In Crapa Pelata e la Banda dei Mille Colori emerge chiara l’alleanza tra la generazione dei nonni e quella dei nipoti. Che significato ha per voi, nella favola e nella Storia, tale alleanza?
Fulvia – Un grande significato, è forse l’anima del libro. Il rispetto per i nonni e le nonne è il rispetto per la Storia, per quello che noi siamo. Se non conosciamo il nostro passato, non ci spieghiamo certi avvenimenti della nostra vita. Noi siamo le relazioni della nostra famiglia. È una forma di rispetto, di affetto e di attenzione per una fascia d’età, quella degli anziani, spesso isolata, considerata inutile. E invece non è così: hanno tanto da raccontare e tutto il tempo per farlo. Le storie per essere raccontate bene hanno proprio bisogno del loro tempo. Infine è un invito ai più giovani a stare con i nonni finché possono, poiché, purtroppo, non ci saranno per sempre: fatevi raccontare la loro storia, capirete chi siete.
Daniele – In una società individualista dove tutti scambiano la Libertà con la licenza di fare i comodi propri, la responsabilità, l’empatia e la solidarietà verso l’altro sono valori unici da trasmettere. In questo mondo di muri, l’unione tra generazioni, che è anche quella che c’è stata tra giovani partigiani e vecchi antifascisti, voleva essere uno dei nodi principali del libro, volevamo dare ai bambini un modo alternativo per vivere la realtà.
Insomma, perché avete scritto proprio Crapa Pelata?
Fulvia – Crapa Pelata è una favola vera. Usiamo spesso questa definizione a significare che i personaggi raccontati non sono mai esistiti però il contesto sì. Noi offriamo una storia che le insegnanti possono usare per raccontare il contesto. Può aiutarle nel lavoro in classe, a fronte forse di pochi strumenti didattici a disposizione. Sembra strano, ma una storia piccola e semplice racconta meglio di una storia grande, la Storia: nella storia grande affoghi, nella “piccola” cogli i dettagli, l’essenziale, che piano piano nel corso degli studi si potrà approfondire.
Daniele – Per dare uno strumento agli insegnanti per insegnare l’educazione civica. Gli insegnanti elementari spesso non sono coinvolti nelle formazioni e hanno anche le armi spuntate perché non hanno strumenti adatti a questa materia e storia.

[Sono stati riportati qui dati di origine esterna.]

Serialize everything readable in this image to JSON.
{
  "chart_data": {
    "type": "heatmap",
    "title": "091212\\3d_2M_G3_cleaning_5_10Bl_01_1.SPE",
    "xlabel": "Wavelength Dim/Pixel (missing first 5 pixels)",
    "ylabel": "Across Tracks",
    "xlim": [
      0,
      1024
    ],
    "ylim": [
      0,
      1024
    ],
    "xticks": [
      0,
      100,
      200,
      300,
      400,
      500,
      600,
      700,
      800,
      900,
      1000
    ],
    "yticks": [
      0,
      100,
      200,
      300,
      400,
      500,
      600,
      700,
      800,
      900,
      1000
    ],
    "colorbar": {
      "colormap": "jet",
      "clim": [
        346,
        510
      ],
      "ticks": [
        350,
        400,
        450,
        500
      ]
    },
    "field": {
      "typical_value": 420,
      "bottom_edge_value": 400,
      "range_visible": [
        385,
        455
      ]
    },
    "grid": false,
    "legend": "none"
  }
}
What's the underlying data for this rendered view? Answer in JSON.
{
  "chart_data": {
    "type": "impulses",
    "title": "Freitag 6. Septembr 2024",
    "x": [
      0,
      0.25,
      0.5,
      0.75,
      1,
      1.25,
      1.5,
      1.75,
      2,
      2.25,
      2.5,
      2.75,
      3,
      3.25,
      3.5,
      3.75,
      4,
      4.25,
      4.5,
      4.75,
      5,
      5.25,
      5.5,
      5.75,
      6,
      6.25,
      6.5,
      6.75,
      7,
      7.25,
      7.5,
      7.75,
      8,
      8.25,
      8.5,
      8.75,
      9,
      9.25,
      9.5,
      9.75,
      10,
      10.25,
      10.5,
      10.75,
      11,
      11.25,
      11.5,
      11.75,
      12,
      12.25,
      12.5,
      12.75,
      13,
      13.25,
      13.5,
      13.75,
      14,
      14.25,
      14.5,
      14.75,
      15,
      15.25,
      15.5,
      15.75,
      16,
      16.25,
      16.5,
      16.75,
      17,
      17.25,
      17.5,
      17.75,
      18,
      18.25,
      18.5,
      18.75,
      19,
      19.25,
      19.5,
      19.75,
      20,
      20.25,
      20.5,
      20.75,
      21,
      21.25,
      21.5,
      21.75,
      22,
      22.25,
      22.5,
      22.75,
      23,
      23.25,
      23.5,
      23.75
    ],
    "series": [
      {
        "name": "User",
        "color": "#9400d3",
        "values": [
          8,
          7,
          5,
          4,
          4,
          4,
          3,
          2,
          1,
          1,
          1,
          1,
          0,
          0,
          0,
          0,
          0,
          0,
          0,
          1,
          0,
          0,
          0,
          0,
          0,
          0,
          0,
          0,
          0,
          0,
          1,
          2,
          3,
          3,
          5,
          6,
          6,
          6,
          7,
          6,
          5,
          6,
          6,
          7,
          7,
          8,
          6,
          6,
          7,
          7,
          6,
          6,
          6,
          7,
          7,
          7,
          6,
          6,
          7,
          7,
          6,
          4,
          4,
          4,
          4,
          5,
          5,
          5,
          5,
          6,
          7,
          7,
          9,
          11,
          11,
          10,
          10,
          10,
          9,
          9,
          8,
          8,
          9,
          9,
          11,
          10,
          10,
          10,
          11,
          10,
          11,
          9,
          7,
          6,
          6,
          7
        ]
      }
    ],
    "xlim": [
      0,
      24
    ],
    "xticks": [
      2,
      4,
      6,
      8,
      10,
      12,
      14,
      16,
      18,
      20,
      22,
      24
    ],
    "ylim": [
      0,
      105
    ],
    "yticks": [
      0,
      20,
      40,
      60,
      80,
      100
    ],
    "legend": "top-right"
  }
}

Fulvia e io volevamo rompere una breccia, volevamo rompere questo muro di pregiudizio nei confronti dei bambini, considerati spesso non capaci di apprendere, perché troppo piccoli e inadeguati. Nulla di più sbagliato. Sono capacissimi di apprendere e hanno tutte le doti per rielaborare e fare proprio quel periodo storico.
E Leone, il bimbo “di cristallo”?
Fulvia – In Crapa Pelata c’è un doveroso omaggio a Giacomo di Cristallo, protagonista di una delle Favole al telefono di Gianni Rodari. È un’idea che ha avuto Daniele: un omaggio al grande scrittore per bambini e anche un escamotage narrativo, che ci consente di dire che la Resistenza – che Rodari aveva fatto – nonostante la dittatura, la censura e l’ingiustizia, è luminosa, si vede e non ha barriere. È una tensione verso il positivo.
Daniele – Non posso che essere d’accordo con Fulvia. Gianni Rodari è un autore che ci ha formato e che ci ha insegnato come parlare di temi complicati ai bambini. Rendergli omaggio era doveroso, a Rodari e agli antifascisti che prima di tutti si sono opposti al fascismo.